«Катынь» Анджея Вайды

Только что канал «Культура» показал фильм Анджея Вайды «Катынь». Я смотрел его в первый раз. Фильм производит очень сильное впечатление в целом как повествование о трагической судьбе польских граждан, погибших от рук НКВД в 1940 году, и в более мелких символических подробностях сюжета, которые становятся главными драматическими элементами.

Пленный польский пилот царапает свое имя на стене тюремного вагона металлическим крестом, другой герой на протяжении всего плена ведет дневник, возникающий в конце фильма в качестве главного свидетельства, девушка, сестра погибшего пилота, остригает волосы, а бывшая узница Аушвитца, лысая, цитирует что-то о брате, похороненном без гроба, юноша-художник срывает агитационный плакат, жена погибшего капитана работает в фотостудии, идущие на расстрел поляки один за другим произносят перед смертью по строчке из молитвы.
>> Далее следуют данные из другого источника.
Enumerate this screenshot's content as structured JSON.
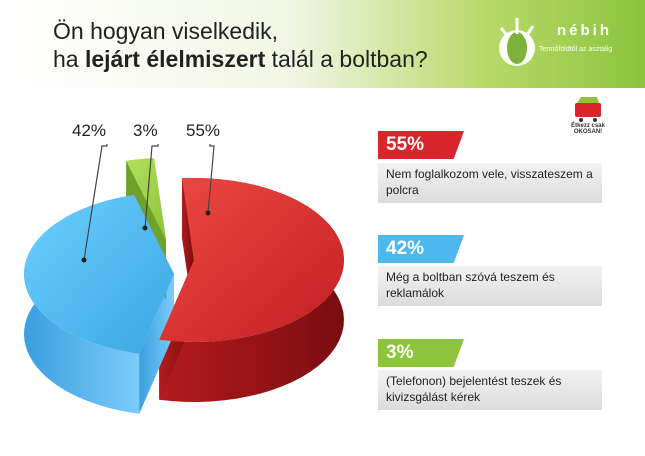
{
  "header": {
    "title_line1": "Ön hogyan viselkedik,",
    "title_line2_pre": "ha ",
    "title_line2_bold": "lejárt élelmiszert",
    "title_line2_post": " talál a boltban?"
  },
  "logo": {
    "name": "nébih",
    "subtitle": "Termőföldtől az asztalig"
  },
  "badge": {
    "text": "Étkezz csak OKOSAN!"
  },
  "colors": {
    "red": "#d8262a",
    "blue": "#4cb8ee",
    "green": "#8cc43c"
  },
  "chart_data": {
    "type": "pie",
    "style": "3d-exploded",
    "slices": [
      {
        "label": "55%",
        "value": 55,
        "color": "#d8262a",
        "description": "Nem foglalkozom vele, visszateszem a polcra"
      },
      {
        "label": "42%",
        "value": 42,
        "color": "#4cb8ee",
        "description": "Még a boltban szóvá teszem és reklamálok"
      },
      {
        "label": "3%",
        "value": 3,
        "color": "#8cc43c",
        "description": "(Telefonon) bejelentést teszek és kivizsgálást kérek"
      }
    ]
  }
}
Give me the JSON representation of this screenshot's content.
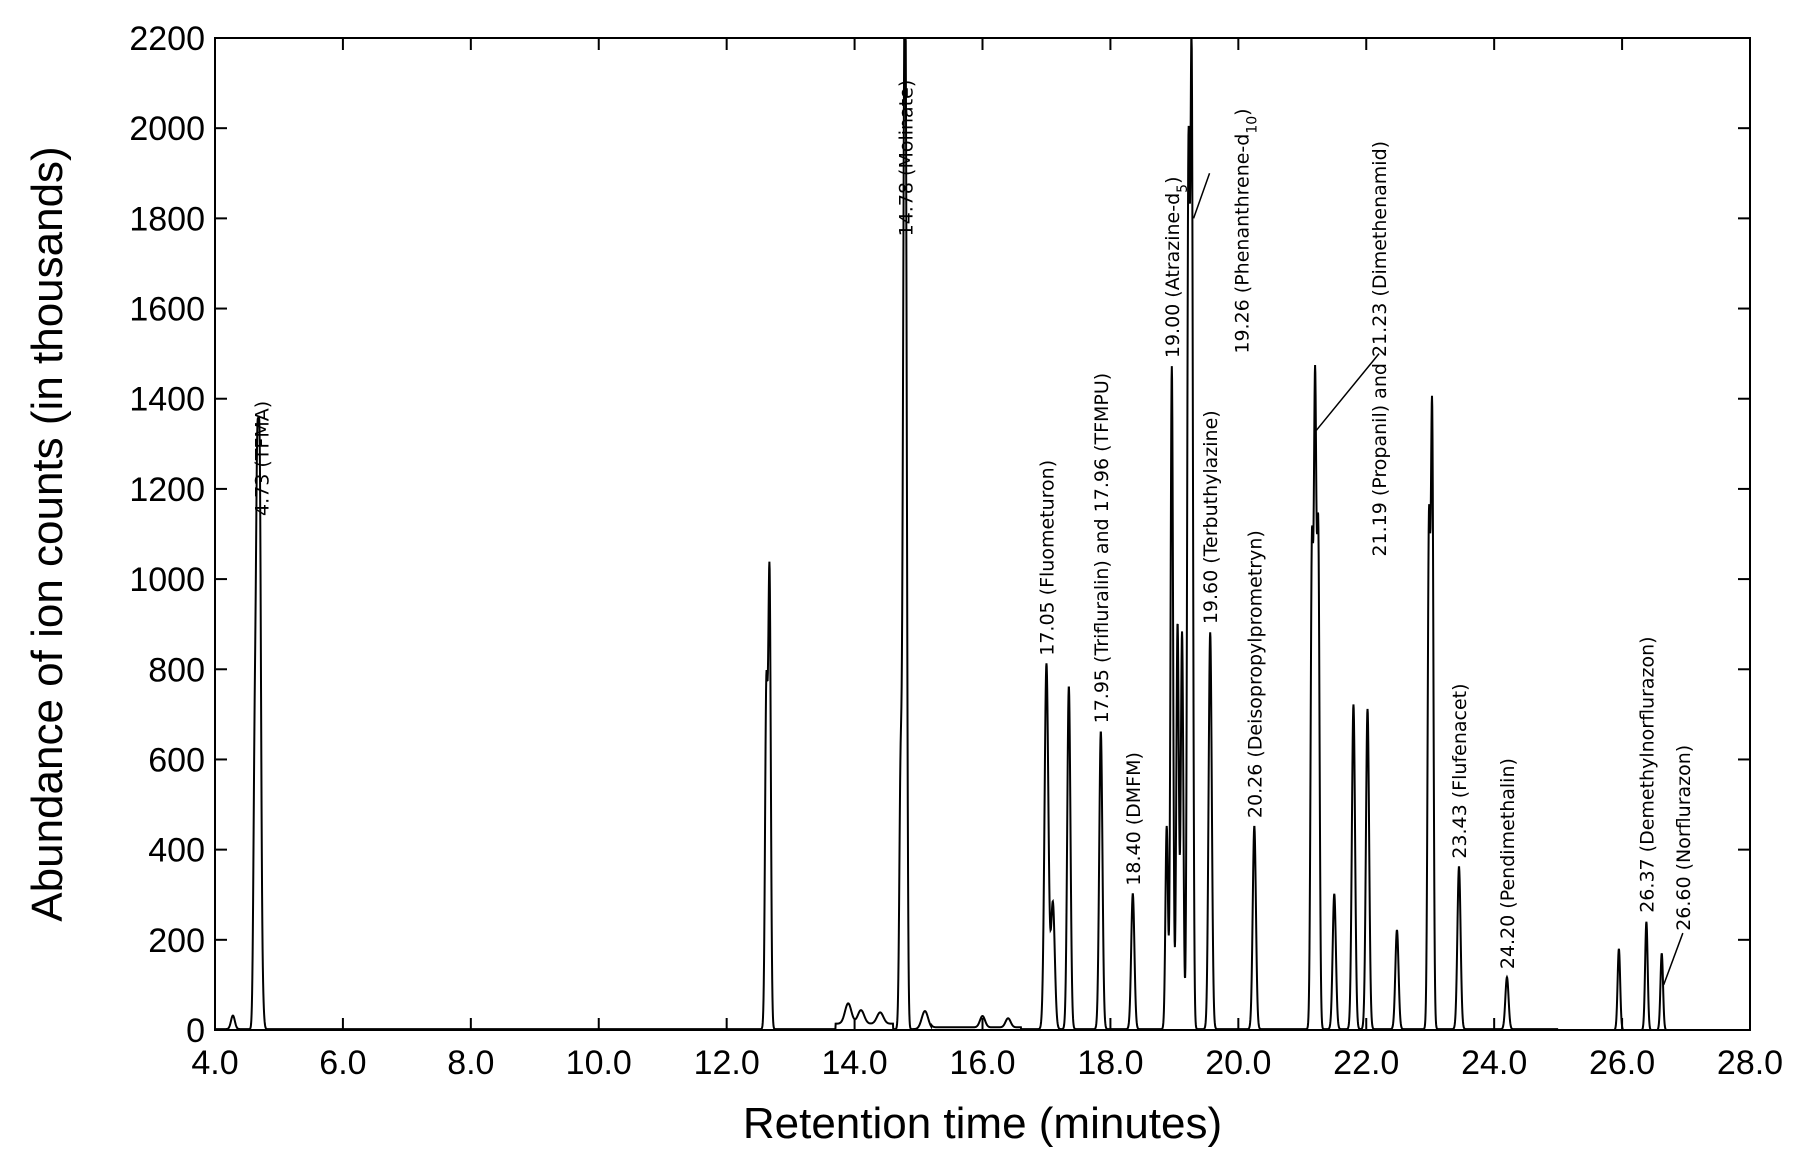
{
  "chart_data": {
    "type": "line",
    "title": "",
    "xlabel": "Retention time (minutes)",
    "ylabel": "Abundance of ion counts (in thousands)",
    "xlim": [
      4.0,
      28.0
    ],
    "ylim": [
      0,
      2200
    ],
    "x_ticks": [
      "4.0",
      "6.0",
      "8.0",
      "10.0",
      "12.0",
      "14.0",
      "16.0",
      "18.0",
      "20.0",
      "22.0",
      "24.0",
      "26.0",
      "28.0"
    ],
    "y_ticks": [
      "0",
      "200",
      "400",
      "600",
      "800",
      "1000",
      "1200",
      "1400",
      "1600",
      "1800",
      "2000",
      "2200"
    ],
    "grid": false,
    "peaks": [
      {
        "rt": 4.28,
        "h": 30,
        "w": 0.03
      },
      {
        "rt": 4.62,
        "h": 580,
        "w": 0.02
      },
      {
        "rt": 4.66,
        "h": 1090,
        "w": 0.02
      },
      {
        "rt": 4.7,
        "h": 1130,
        "w": 0.02
      },
      {
        "rt": 4.74,
        "h": 80,
        "w": 0.02
      },
      {
        "rt": 12.62,
        "h": 740,
        "w": 0.02
      },
      {
        "rt": 12.67,
        "h": 1000,
        "w": 0.02
      },
      {
        "rt": 13.9,
        "h": 45,
        "w": 0.05
      },
      {
        "rt": 14.1,
        "h": 30,
        "w": 0.05
      },
      {
        "rt": 14.4,
        "h": 25,
        "w": 0.05
      },
      {
        "rt": 14.72,
        "h": 570,
        "w": 0.02
      },
      {
        "rt": 14.77,
        "h": 1420,
        "w": 0.02
      },
      {
        "rt": 14.8,
        "h": 1730,
        "w": 0.02
      },
      {
        "rt": 15.1,
        "h": 40,
        "w": 0.05
      },
      {
        "rt": 16.0,
        "h": 25,
        "w": 0.04
      },
      {
        "rt": 16.4,
        "h": 20,
        "w": 0.04
      },
      {
        "rt": 17.0,
        "h": 810,
        "w": 0.03
      },
      {
        "rt": 17.1,
        "h": 280,
        "w": 0.03
      },
      {
        "rt": 17.35,
        "h": 760,
        "w": 0.025
      },
      {
        "rt": 17.85,
        "h": 660,
        "w": 0.025
      },
      {
        "rt": 18.35,
        "h": 300,
        "w": 0.025
      },
      {
        "rt": 18.88,
        "h": 450,
        "w": 0.02
      },
      {
        "rt": 18.96,
        "h": 1470,
        "w": 0.02
      },
      {
        "rt": 19.05,
        "h": 900,
        "w": 0.02
      },
      {
        "rt": 19.12,
        "h": 880,
        "w": 0.02
      },
      {
        "rt": 19.22,
        "h": 1890,
        "w": 0.02
      },
      {
        "rt": 19.27,
        "h": 2120,
        "w": 0.02
      },
      {
        "rt": 19.56,
        "h": 880,
        "w": 0.025
      },
      {
        "rt": 20.25,
        "h": 450,
        "w": 0.025
      },
      {
        "rt": 21.15,
        "h": 1040,
        "w": 0.02
      },
      {
        "rt": 21.2,
        "h": 1380,
        "w": 0.02
      },
      {
        "rt": 21.25,
        "h": 1070,
        "w": 0.02
      },
      {
        "rt": 21.5,
        "h": 300,
        "w": 0.025
      },
      {
        "rt": 21.8,
        "h": 720,
        "w": 0.025
      },
      {
        "rt": 22.02,
        "h": 710,
        "w": 0.025
      },
      {
        "rt": 22.48,
        "h": 220,
        "w": 0.025
      },
      {
        "rt": 22.98,
        "h": 1090,
        "w": 0.02
      },
      {
        "rt": 23.03,
        "h": 1350,
        "w": 0.02
      },
      {
        "rt": 23.45,
        "h": 360,
        "w": 0.025
      },
      {
        "rt": 24.2,
        "h": 115,
        "w": 0.025
      },
      {
        "rt": 25.95,
        "h": 180,
        "w": 0.02
      },
      {
        "rt": 26.38,
        "h": 240,
        "w": 0.02
      },
      {
        "rt": 26.62,
        "h": 170,
        "w": 0.02
      }
    ],
    "annotations": [
      {
        "text": "4.73 (TFMA)",
        "x": 4.73,
        "y": 1140
      },
      {
        "text": "14.78 (Molinate)",
        "x": 14.8,
        "y": 1760
      },
      {
        "text": "17.05 (Fluometuron)",
        "x": 17.0,
        "y": 830
      },
      {
        "text": "17.95 (Trifluralin) and 17.96 (TFMPU)",
        "x": 17.85,
        "y": 680
      },
      {
        "text": "18.40 (DMFM)",
        "x": 18.35,
        "y": 320
      },
      {
        "text": "19.00 (Atrazine-d",
        "sub": "5",
        "tail": ")",
        "x": 18.96,
        "y": 1490
      },
      {
        "text": "19.26 (Phenanthrene-d",
        "sub": "10",
        "tail": ")",
        "x": 20.05,
        "y": 1500
      },
      {
        "text": "19.60 (Terbuthylazine)",
        "x": 19.56,
        "y": 900
      },
      {
        "text": "20.26 (Deisopropylprometryn)",
        "x": 20.25,
        "y": 470
      },
      {
        "text": "21.19 (Propanil) and 21.23 (Dimethenamid)",
        "x": 22.2,
        "y": 1050
      },
      {
        "text": "23.43 (Flufenacet)",
        "x": 23.45,
        "y": 380
      },
      {
        "text": "24.20 (Pendimethalin)",
        "x": 24.2,
        "y": 135
      },
      {
        "text": "26.37 (Demethylnorflurazon)",
        "x": 26.38,
        "y": 260
      },
      {
        "text": "26.60 (Norflurazon)",
        "x": 26.95,
        "y": 220
      }
    ]
  }
}
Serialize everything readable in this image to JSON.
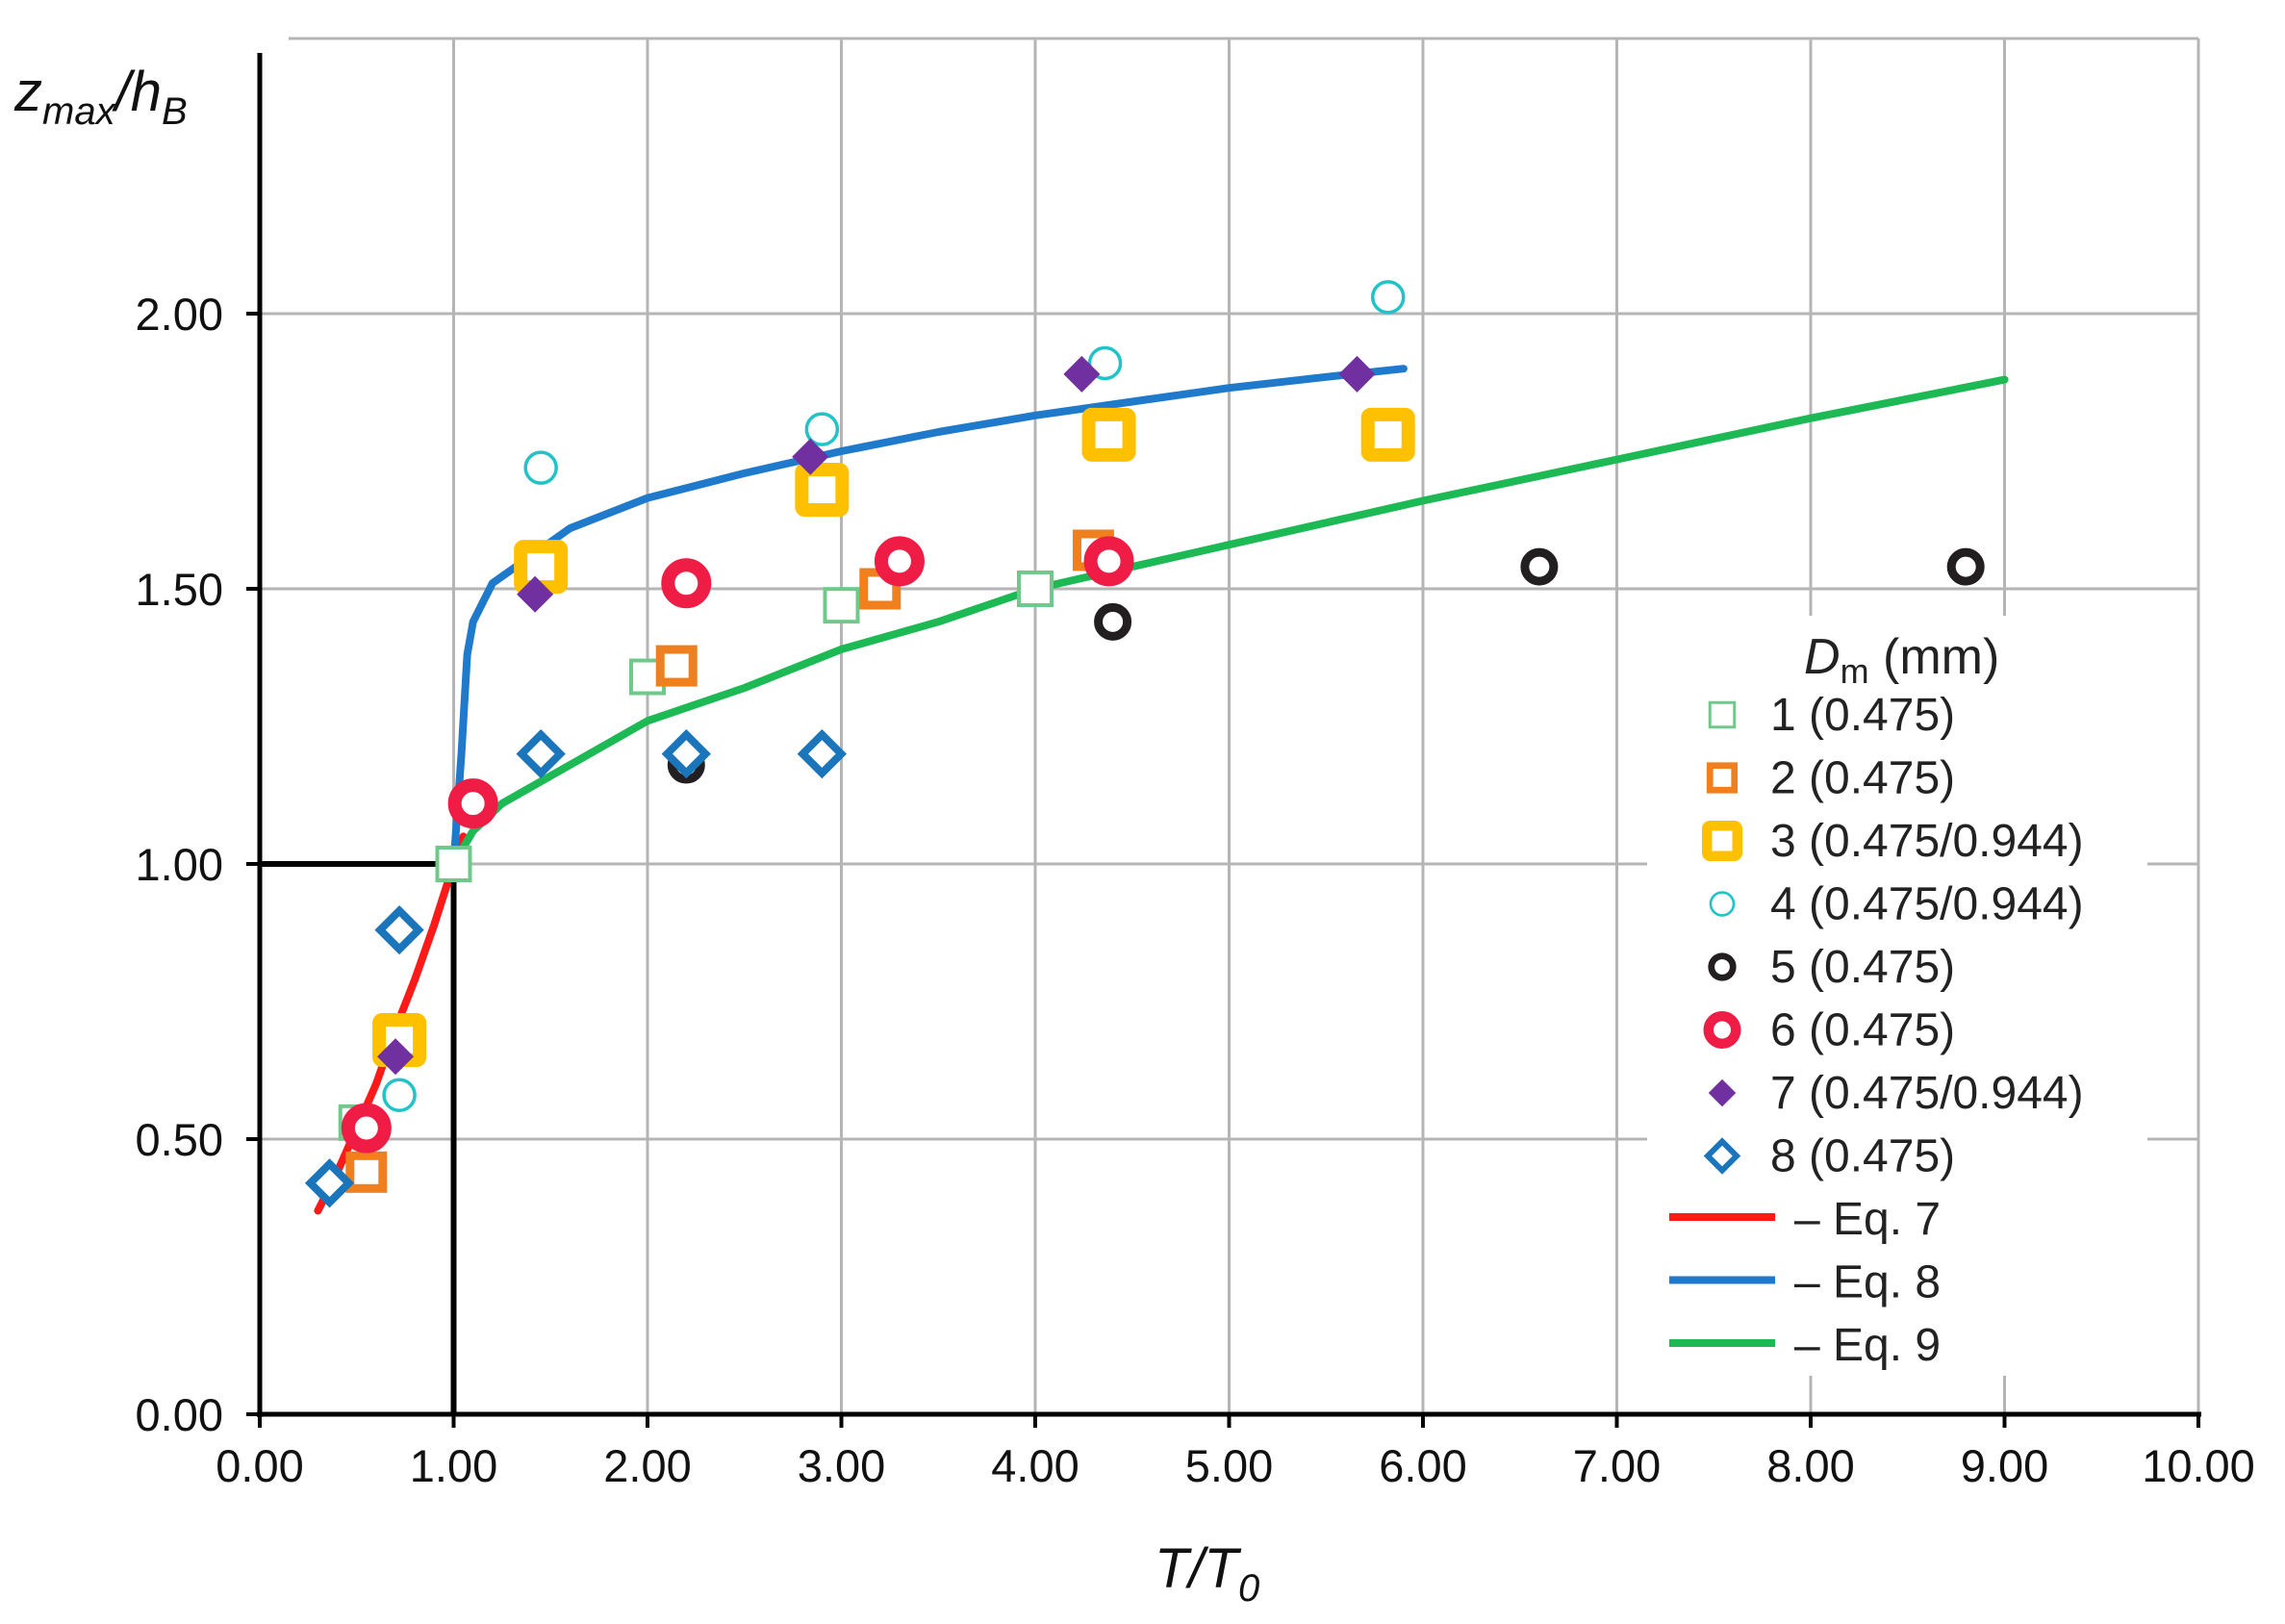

В фильме Вайды нужно увидеть, что духовные проявления жизни, вещи и люди, связанные с творчеством, являются главными носителями памяти — как фотографии, дневники, книги, личные вещи в коробочках, которые остаются близким, как и весь фильм, режиссер которого отдавал дань памяти своему отцу, погибшему в Катынском лесу.

Но самое главное в этом фильме — духовная необходимость в противостоянии лжи, какие бы государственные масштабы она не принимала. Каждый человек несет личную ответственность за ложь, которая притворяется или благом, или необходимостью, или государственной идеологией. Жена погибшего генерала говорит майору, приспособившемуся к новому режиму: «Может вы и думаете по-другому, но делаете то же самое. Значит вы такой же, как и они. Поэтому не имеет никакого значения, что вы думаете по-другому».

В этом смысле человеческий подвиг не убить всех врагов, а нести людям слово истины, говорить правду, несмотря на угрозу жизни. «Нет большего греха, чем трусость» — написал Михаил Булгаков в романе «Мастер и Маргарита». Трусость состоит именно в молчании, в немом согласии с совершающейся ложью. Советская пропаганда и карательная система и у Булгакова в романе, и у Вайды в фильме лишена индивидуальности. Это механизм, уничтожающий все духовное и человеческое. Не случайно в фильме лица палачей почти не видны, зло неперсонализировано, оно вне времени, пространства и национальности.

Однако, так же, как и Булгаков, Анджей Вайда хочет показать, что правда, какой бы нежеланной и невероятной она не была, неуничтожима: «Дневники не горят» — по-булгаковски замечает герой фильма. Этот упрек, сформулированный почти по-русски, словами, выношенными и выстраданными в глубине русской художественной культуры, режиссер адресует тем, кто еще до сих пор в современной России продолжает отрицать преступление советского режима против польского народа, а так же тем, кто так тоскует по советской власти.
Этот фильм о тоталитаризме, как мне кажется, важно увидеть в России именно сейчас.